甲烷无氧制乙烯单铁中心活性位形成机制的原位XAFS研究

With the energy structure and strategy changing in China, natural gas has gradually become an important energy resource component. Thus the exploration of a more cost and resource effective route for the utilization of methane which is the main component of natural gas plays a vital role in the further development of energy industry in our country. Under such situation, the conversion of methane to high value-added chemicals, such as ethylene and aromatics has revived heated research interest around the world. This research program aims at conducting a more comprehensive study on the formation mechanism of the single iron active site during the pre activation of the non-oxidative methane to ethylene process with the aid of advanced in-situ X-ray absorption fine structure (EXAFS). More specifically, from in-situ EXAFS we can get the real time changes of the surface reconstruction, chemical environment, coordination structure and coordination number of the iron species, thus helping to gain more insight into the structure-activity relationship of the single iron based catalyst. Additionally, combined with DFT calculations, we can further reveal the formation mechanism of the single iron active site under reactive atmosphere and at the same time get the rate-determining step, which help for purposefully optimizing the catalyst and then reducing reaction temperature and improving the stability of the catalyst. In a word, this program will offer valid experimental evidence and theoretic guide for optimizing the catalyst for the non-oxidative methane to ethylene process and thus enrich the fundamental theory of this process and promote the development of nature gas industry.

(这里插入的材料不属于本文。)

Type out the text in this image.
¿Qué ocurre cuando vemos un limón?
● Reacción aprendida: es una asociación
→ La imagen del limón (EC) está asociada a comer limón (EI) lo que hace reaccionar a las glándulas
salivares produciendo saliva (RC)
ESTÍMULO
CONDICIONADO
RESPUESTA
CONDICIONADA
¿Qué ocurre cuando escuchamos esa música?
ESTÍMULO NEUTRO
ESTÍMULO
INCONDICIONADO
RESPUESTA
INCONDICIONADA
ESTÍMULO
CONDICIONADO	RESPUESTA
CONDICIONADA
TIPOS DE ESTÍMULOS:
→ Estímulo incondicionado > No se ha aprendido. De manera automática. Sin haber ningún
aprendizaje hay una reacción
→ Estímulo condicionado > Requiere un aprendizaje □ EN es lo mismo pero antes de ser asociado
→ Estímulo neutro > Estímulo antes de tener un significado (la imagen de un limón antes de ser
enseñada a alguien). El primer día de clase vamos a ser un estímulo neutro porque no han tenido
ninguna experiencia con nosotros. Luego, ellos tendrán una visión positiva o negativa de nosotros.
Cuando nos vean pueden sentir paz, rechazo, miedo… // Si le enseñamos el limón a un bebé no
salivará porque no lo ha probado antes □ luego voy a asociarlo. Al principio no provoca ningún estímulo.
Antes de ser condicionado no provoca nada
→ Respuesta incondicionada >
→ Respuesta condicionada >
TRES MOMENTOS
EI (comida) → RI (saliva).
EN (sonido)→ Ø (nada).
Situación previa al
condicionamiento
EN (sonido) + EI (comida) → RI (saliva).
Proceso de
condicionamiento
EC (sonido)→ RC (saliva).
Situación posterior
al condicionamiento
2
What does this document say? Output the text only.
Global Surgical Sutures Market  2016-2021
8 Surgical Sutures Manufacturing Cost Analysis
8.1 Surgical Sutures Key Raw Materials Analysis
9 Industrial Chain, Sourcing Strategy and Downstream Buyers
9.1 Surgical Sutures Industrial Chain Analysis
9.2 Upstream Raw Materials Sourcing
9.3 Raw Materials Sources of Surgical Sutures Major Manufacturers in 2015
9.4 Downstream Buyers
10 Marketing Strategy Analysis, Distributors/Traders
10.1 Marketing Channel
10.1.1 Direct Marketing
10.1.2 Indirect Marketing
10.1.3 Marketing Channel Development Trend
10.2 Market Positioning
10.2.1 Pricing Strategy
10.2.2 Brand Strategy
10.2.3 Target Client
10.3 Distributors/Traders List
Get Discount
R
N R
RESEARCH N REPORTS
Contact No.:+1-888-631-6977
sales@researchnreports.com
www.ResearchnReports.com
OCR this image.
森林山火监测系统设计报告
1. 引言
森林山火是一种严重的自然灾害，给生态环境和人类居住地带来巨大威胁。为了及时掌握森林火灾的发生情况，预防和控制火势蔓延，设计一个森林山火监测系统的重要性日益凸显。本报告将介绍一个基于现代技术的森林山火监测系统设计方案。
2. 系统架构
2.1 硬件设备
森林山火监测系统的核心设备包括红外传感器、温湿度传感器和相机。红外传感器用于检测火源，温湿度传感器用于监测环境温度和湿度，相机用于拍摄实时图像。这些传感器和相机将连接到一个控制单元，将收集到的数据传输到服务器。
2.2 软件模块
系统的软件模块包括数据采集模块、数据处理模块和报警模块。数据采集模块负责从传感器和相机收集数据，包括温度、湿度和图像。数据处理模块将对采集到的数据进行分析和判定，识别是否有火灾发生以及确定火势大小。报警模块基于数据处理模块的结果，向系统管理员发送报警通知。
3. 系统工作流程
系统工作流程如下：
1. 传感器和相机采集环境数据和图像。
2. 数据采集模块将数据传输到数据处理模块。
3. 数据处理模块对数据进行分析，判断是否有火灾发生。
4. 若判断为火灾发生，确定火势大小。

高效利用甲烷已成为制约我国能源工业发展的重要环节，特别是将其转化为高附加值的化学品（如乙烯等）重新激起了世界范围的兴趣，同时也是改善我国能源结构的重要步骤。本项目旨在利用先进的原位X射线吸收精细结构谱对铁基催化剂在无氧催化转化甲烷制乙烯过程中预活化诱导单铁中心活性位的形成进行系统研究，主要针对催化剂预活化过程中铁物种的表面重构、化学状态、配位结构和配位数进行原位分析，理解催化剂的构效关系。并辅以DFT理论计算工具，深入探讨和揭示气氛诱导单铁中心活性位的形成机制、速控步骤；同时在此基础上实现优化改进催化剂，进而降低反应温度和提高催化剂稳定性的目的。本项目将为新型甲烷无氧直接制乙烯催化剂的优化改进提供可靠的实验依据和理论指导，丰富和发展甲烷无氧直接转化的理论基础，推动天然气和页岩气化工利用的实用化发展。

高效利用气态碳氢资源（甲烷）已成为制约我国能源工业发展的重要环节，将这种丰富的资源转化为燃料和高附加值的化学品（特别是低碳烯烃）重新激起了世界范围的兴趣，同时也是改善我国能源结构的重要步骤。基于 “纳米限域”催化新概念，开发了II代Fe©SiO2 涂覆催化剂具有较高的工业应用价值。我们与中石油、SABIC共同对甲烷无氧制烯烃和芳烃项目进行工程放大研究。并辅以先进原位表征技术和DFT理论计算工具，深入探讨和揭示活性位结构、自由基引发机制、链增长过程、速控步骤及催化机制。实现了甲烷无氧制乙烯过程的实验室放大，同时为新型甲烷无氧直接制乙烯、苯和萘过程提供可靠的实验依据和理论指导，丰富和发展甲烷无氧直接转化的理论基础，推动天然气和页岩气化工利用的实用化发展。开展先进的天然气（甲烷）制乙烯和芳烃技术，不仅对我国的社会经济可持续发展有重要意义，而且在非石油路线发展化学化工的战略需求中亦可发挥积极的作用。